In 1992 I went to work for Borders Books. It was intended to be “just a job” till I finished my PhD. I ended up working there for ten great years.
While reading Sven Birkert’s book The Gutenberg Elegies, I came across his description of his own time with Borders and it resonated with me. I share an excerpt below.
“I handed in applications at several bookstores, and I was asked in for an interview at one the very next day. Borders Book Shop was a new business in town, run by two young brothers from Kentucky. They had burst through one storefront and were opening in a larger place on State Street. They recognized me as a browser–perhaps they saw the fixated look of the addict–and I was hired. What ecstasy! I walked home in the hot afternoon sun grinning at the sidewalk and wishing I had someone to celebrate with.
“…Borders was all hustle and crackling fluorescents. The brothers kept the staff in motion all day long, unpacking boxes, stocking shelves, sorting backstock, and working the cash registers. We were expected to know titles and references. And, although my years of obsessive browsing helped some, I was once again face to face with my ignorance.

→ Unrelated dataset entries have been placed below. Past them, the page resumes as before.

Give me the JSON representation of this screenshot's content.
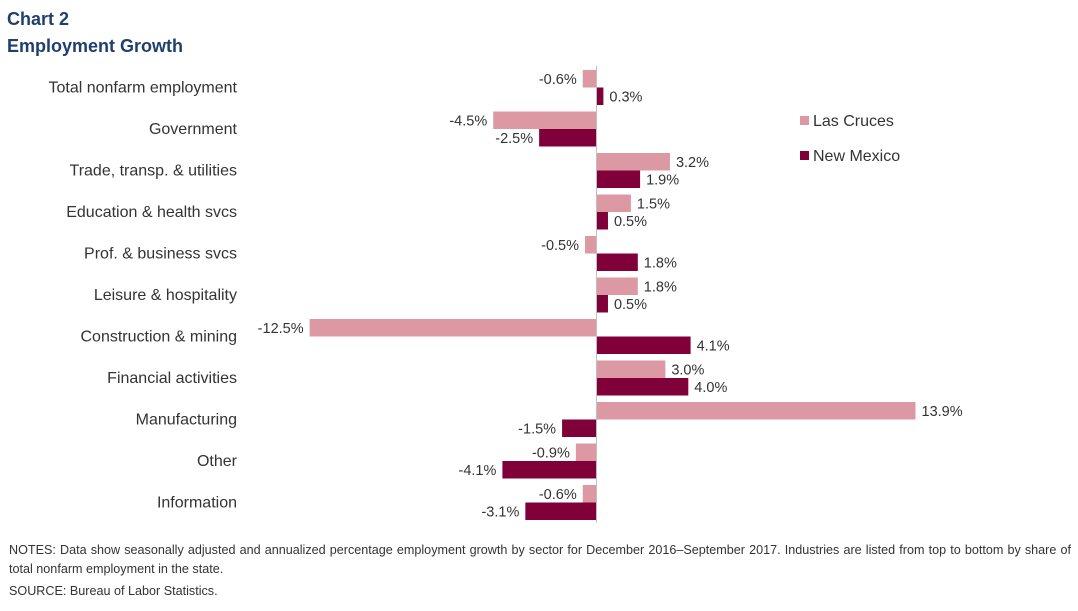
{
  "header": {
    "title_line1": "Chart 2",
    "title_line2": "Employment  Growth"
  },
  "chart_data": {
    "type": "bar",
    "orientation": "horizontal",
    "categories": [
      "Total nonfarm employment",
      "Government",
      "Trade, transp. & utilities",
      "Education & health svcs",
      "Prof. & business svcs",
      "Leisure & hospitality",
      "Construction & mining",
      "Financial activities",
      "Manufacturing",
      "Other",
      "Information"
    ],
    "series": [
      {
        "name": "Las Cruces",
        "color": "#dc99a4",
        "values": [
          -0.6,
          -4.5,
          3.2,
          1.5,
          -0.5,
          1.8,
          -12.5,
          3.0,
          13.9,
          -0.9,
          -0.6
        ],
        "labels": [
          "-0.6%",
          "-4.5%",
          "3.2%",
          "1.5%",
          "-0.5%",
          "1.8%",
          "-12.5%",
          "3.0%",
          "13.9%",
          "-0.9%",
          "-0.6%"
        ]
      },
      {
        "name": "New Mexico",
        "color": "#80003a",
        "values": [
          0.3,
          -2.5,
          1.9,
          0.5,
          1.8,
          0.5,
          4.1,
          4.0,
          -1.5,
          -4.1,
          -3.1
        ],
        "labels": [
          "0.3%",
          "-2.5%",
          "1.9%",
          "0.5%",
          "1.8%",
          "0.5%",
          "4.1%",
          "4.0%",
          "-1.5%",
          "-4.1%",
          "-3.1%"
        ]
      }
    ],
    "value_unit": "%",
    "legend_position": "top-right",
    "grid": false
  },
  "footer": {
    "notes": "NOTES: Data show seasonally adjusted and annualized percentage employment growth by sector for December 2016–September 2017. Industries are listed from top to bottom by share of total nonfarm employment in the state.",
    "source": "SOURCE: Bureau of Labor Statistics."
  }
}
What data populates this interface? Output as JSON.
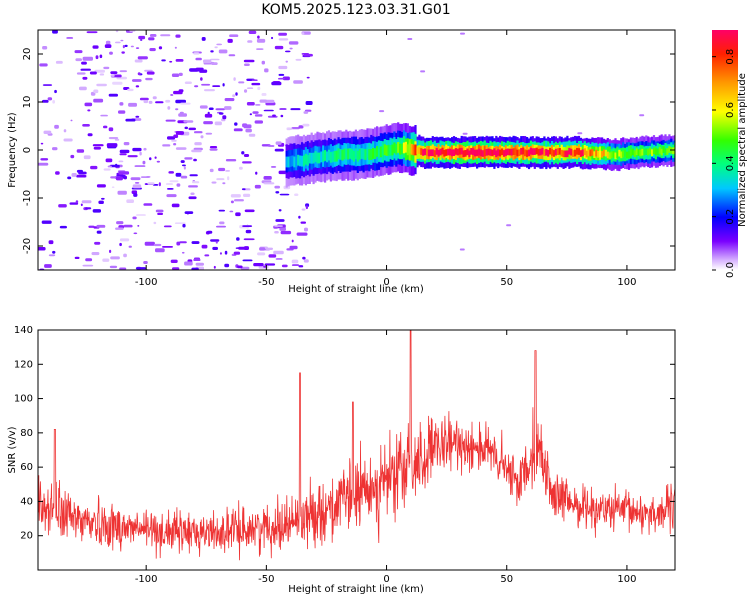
{
  "figure": {
    "title": "KOM5.2025.123.03.31.G01"
  },
  "chart_data": [
    {
      "type": "heatmap",
      "title": "KOM5.2025.123.03.31.G01",
      "xlabel": "Height of straight line (km)",
      "ylabel": "Frequency (Hz)",
      "xlim": [
        -145,
        120
      ],
      "ylim": [
        -25,
        25
      ],
      "x_ticks": [
        -100,
        -50,
        0,
        50,
        100
      ],
      "y_ticks": [
        -20,
        -10,
        0,
        10,
        20
      ],
      "x_tick_labels": [
        "-100",
        "-50",
        "0",
        "50",
        "100"
      ],
      "y_tick_labels": [
        "-20",
        "-10",
        "0",
        "10",
        "20"
      ],
      "colorbar": {
        "label": "Normalized spectral amplitude",
        "range": [
          0,
          0.9
        ],
        "ticks": [
          0.0,
          0.2,
          0.4,
          0.6,
          0.8
        ],
        "tick_labels": [
          "0.0",
          "0.2",
          "0.4",
          "0.6",
          "0.8"
        ],
        "colormap": "rainbow"
      },
      "features": {
        "noise_region_x": [
          -145,
          -40
        ],
        "noise_amplitude": 0.12,
        "signal_track": [
          {
            "x": -42,
            "freq": -2.5,
            "amp": 0.3
          },
          {
            "x": -35,
            "freq": -2.0,
            "amp": 0.35
          },
          {
            "x": -28,
            "freq": -1.5,
            "amp": 0.35
          },
          {
            "x": -20,
            "freq": -1.0,
            "amp": 0.4
          },
          {
            "x": -10,
            "freq": -1.0,
            "amp": 0.4
          },
          {
            "x": 0,
            "freq": 0.0,
            "amp": 0.45
          },
          {
            "x": 6,
            "freq": 0.5,
            "amp": 0.5
          },
          {
            "x": 15,
            "freq": -0.5,
            "amp": 0.85
          },
          {
            "x": 40,
            "freq": -0.5,
            "amp": 0.9
          },
          {
            "x": 60,
            "freq": -0.5,
            "amp": 0.85
          },
          {
            "x": 80,
            "freq": -0.5,
            "amp": 0.8
          },
          {
            "x": 95,
            "freq": -1.0,
            "amp": 0.55
          },
          {
            "x": 105,
            "freq": -0.5,
            "amp": 0.5
          },
          {
            "x": 120,
            "freq": 0.0,
            "amp": 0.5
          }
        ]
      },
      "grid": false
    },
    {
      "type": "line",
      "xlabel": "Height of straight line (km)",
      "ylabel": "SNR (v/v)",
      "xlim": [
        -145,
        120
      ],
      "ylim": [
        0,
        140
      ],
      "x_ticks": [
        -100,
        -50,
        0,
        50,
        100
      ],
      "y_ticks": [
        20,
        40,
        60,
        80,
        100,
        120,
        140
      ],
      "x_tick_labels": [
        "-100",
        "-50",
        "0",
        "50",
        "100"
      ],
      "y_tick_labels": [
        "20",
        "40",
        "60",
        "80",
        "100",
        "120",
        "140"
      ],
      "series": [
        {
          "color": "#ee3333",
          "envelope": {
            "x": [
              -145,
              -130,
              -110,
              -90,
              -70,
              -50,
              -40,
              -30,
              -20,
              -10,
              0,
              10,
              20,
              30,
              40,
              50,
              55,
              62,
              70,
              80,
              90,
              100,
              110,
              120
            ],
            "mean": [
              38,
              30,
              25,
              22,
              22,
              25,
              28,
              33,
              38,
              45,
              52,
              60,
              70,
              74,
              72,
              58,
              50,
              75,
              42,
              38,
              35,
              34,
              33,
              36
            ],
            "spread": [
              15,
              14,
              12,
              11,
              11,
              12,
              14,
              16,
              18,
              20,
              22,
              24,
              16,
              14,
              14,
              14,
              12,
              20,
              12,
              11,
              11,
              11,
              11,
              12
            ]
          },
          "spikes": [
            {
              "x": -138,
              "y": 82
            },
            {
              "x": -36,
              "y": 115
            },
            {
              "x": -14,
              "y": 98
            },
            {
              "x": 10,
              "y": 140
            },
            {
              "x": 62,
              "y": 128
            }
          ]
        }
      ],
      "grid": false
    }
  ]
}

“My whole relation to books was changed again. All contemplative distance was shattered. I was not there to thumb through offbeat volumes–I was stacking and sorting the brand-new stuff. Everything was glossy and crisp. And, I thought, cutting-edge. I felt as if everyone were just waking up to books as I was. Suddenly there were thousands of serious readers in town. They thronged the aisles of the store, asked questions, placed orders. The books had an aura, an excitement about them. And just moving the titles back and forth, getting them onto the shelves and into the hands of customers was an education. For the first time I caught a sense of what a genuine intellectual life might be like. This was a sense I had never had in college, no matter how challenging a given course may have been. That was packaged thought, with everything already subjected to institutional dry-cleaning. This was different; this was hands-on. I saw my role as quasi-priestly: I was channeling the nourishing word to the people who wanted it most. I had to feel that because, otherwise, I was just putting in time at a low-paying retail job, not at all ministering to the life of the culture or moving along a worthy career path.”
~ Sven Birkerts, in The Gutenberg Elegies: The Fate of Reading in an Electronic Age
(NY: Fawcett, 1994), page 51.
Borders closed its doors in 2011, due largely to changes in the book industry. I miss being able to go to one of the Borders stores to browse its deep inventory shelves, but I often return to the fond memories of the years that I spent there.